On Sunday, Ukraine launched one of its most daring military operations of the war, hitting dozens of Russian aircraft at four airfields as far away from the frontline as eastern Siberia.
Those attacks themselves came just hours after Russia launched its largest drone strike on Ukraine since 2022, attacking the cities of Kyiv, Kharkiv and Zaporizhzhia with 472 unmanned aerial vehicles.
Ukraine’s delegation, led by defence minister Rustem Umerov, released a memorandum ahead of Monday’s meeting that proposed a full and unconditional ceasefire, guarantees for Ukraine’s security and territorial integrity, and confidence-building measures as the basis for a potential peace deal.
Russia refused to publish its memorandum or give it to Ukraine before the talks.
Remarks by Vladimir Medinsky, the senior aide to Putin heading up Russia’s delegation, and other senior Kremlin officials in the weeks following the first meeting indicated that Moscow was not prepared to budge from its insistence on solving the “root causes” of the conflict.
Putin has previously demanded that Ukraine withdraw from four regions partly controlled by Russia — Donetsk, Luhansk, Kherson and Zaporizhzhia — accept caps on its armed forces, and pledge never to join Nato.

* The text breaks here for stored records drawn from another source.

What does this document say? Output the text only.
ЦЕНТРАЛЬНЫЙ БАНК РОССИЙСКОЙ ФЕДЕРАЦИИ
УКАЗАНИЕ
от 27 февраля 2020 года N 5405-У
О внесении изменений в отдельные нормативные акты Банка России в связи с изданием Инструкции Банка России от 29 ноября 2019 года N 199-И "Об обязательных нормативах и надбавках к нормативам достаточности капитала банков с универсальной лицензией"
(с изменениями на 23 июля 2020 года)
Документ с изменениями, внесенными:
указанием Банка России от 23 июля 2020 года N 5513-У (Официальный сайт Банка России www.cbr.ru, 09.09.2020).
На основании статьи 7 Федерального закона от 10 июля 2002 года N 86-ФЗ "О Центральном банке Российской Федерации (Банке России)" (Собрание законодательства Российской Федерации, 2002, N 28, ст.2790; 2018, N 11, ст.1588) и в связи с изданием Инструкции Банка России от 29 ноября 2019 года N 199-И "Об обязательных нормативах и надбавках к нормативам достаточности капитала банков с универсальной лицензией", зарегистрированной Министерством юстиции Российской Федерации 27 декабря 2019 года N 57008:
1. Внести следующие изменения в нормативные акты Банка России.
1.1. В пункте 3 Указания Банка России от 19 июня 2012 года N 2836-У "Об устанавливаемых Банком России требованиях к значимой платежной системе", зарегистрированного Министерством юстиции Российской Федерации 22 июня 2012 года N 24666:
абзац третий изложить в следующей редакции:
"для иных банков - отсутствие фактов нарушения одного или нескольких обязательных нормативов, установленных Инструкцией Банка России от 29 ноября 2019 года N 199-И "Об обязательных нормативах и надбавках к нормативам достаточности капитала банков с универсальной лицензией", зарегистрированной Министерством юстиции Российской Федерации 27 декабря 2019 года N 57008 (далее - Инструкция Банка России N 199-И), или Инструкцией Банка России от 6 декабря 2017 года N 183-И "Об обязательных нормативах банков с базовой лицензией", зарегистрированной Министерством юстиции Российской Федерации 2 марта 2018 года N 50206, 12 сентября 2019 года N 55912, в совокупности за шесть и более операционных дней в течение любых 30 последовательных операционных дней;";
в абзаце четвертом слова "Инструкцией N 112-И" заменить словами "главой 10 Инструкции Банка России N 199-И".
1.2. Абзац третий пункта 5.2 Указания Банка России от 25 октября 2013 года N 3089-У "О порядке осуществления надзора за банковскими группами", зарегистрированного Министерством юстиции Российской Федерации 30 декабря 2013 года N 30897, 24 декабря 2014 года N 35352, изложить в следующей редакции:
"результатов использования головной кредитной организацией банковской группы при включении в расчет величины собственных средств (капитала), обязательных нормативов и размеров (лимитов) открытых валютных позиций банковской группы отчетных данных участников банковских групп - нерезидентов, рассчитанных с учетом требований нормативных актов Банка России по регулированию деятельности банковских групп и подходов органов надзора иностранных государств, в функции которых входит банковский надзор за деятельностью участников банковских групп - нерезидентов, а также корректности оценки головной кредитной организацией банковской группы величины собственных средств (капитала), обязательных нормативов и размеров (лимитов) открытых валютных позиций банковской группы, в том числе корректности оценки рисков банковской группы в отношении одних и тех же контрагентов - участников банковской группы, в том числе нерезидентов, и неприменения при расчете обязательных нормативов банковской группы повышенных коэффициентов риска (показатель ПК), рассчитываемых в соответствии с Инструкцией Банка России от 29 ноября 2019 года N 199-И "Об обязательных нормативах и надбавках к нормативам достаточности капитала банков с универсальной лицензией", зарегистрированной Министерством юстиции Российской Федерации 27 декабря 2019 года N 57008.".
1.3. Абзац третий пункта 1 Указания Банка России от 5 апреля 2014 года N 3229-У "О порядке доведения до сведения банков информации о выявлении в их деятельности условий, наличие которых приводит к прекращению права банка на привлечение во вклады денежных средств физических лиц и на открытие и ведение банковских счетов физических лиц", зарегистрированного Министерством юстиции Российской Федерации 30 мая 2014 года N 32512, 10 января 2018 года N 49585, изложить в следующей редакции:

During the first round of talks, Medinsky made what Ukrainian officials called “unacceptable” territorial demands and threatened that Russia would conquer more regions if its conditions were not met.
Russian foreign minister Sergey Lavrov also said after the first round of talks that Moscow wanted Kyiv to enshrine protections for Russian speakers in the country and roll back much of the legislation passed under Zelenskyy’s government.
Ukraine argued that those conditions would amount to surrender and the end of its existence as a sovereign state.
Russia has also downplayed the possibility of a face-to-face meeting between Putin, Zelenskyy and Trump, saying such a summit could only be planned after results were reached at the talks in Istanbul.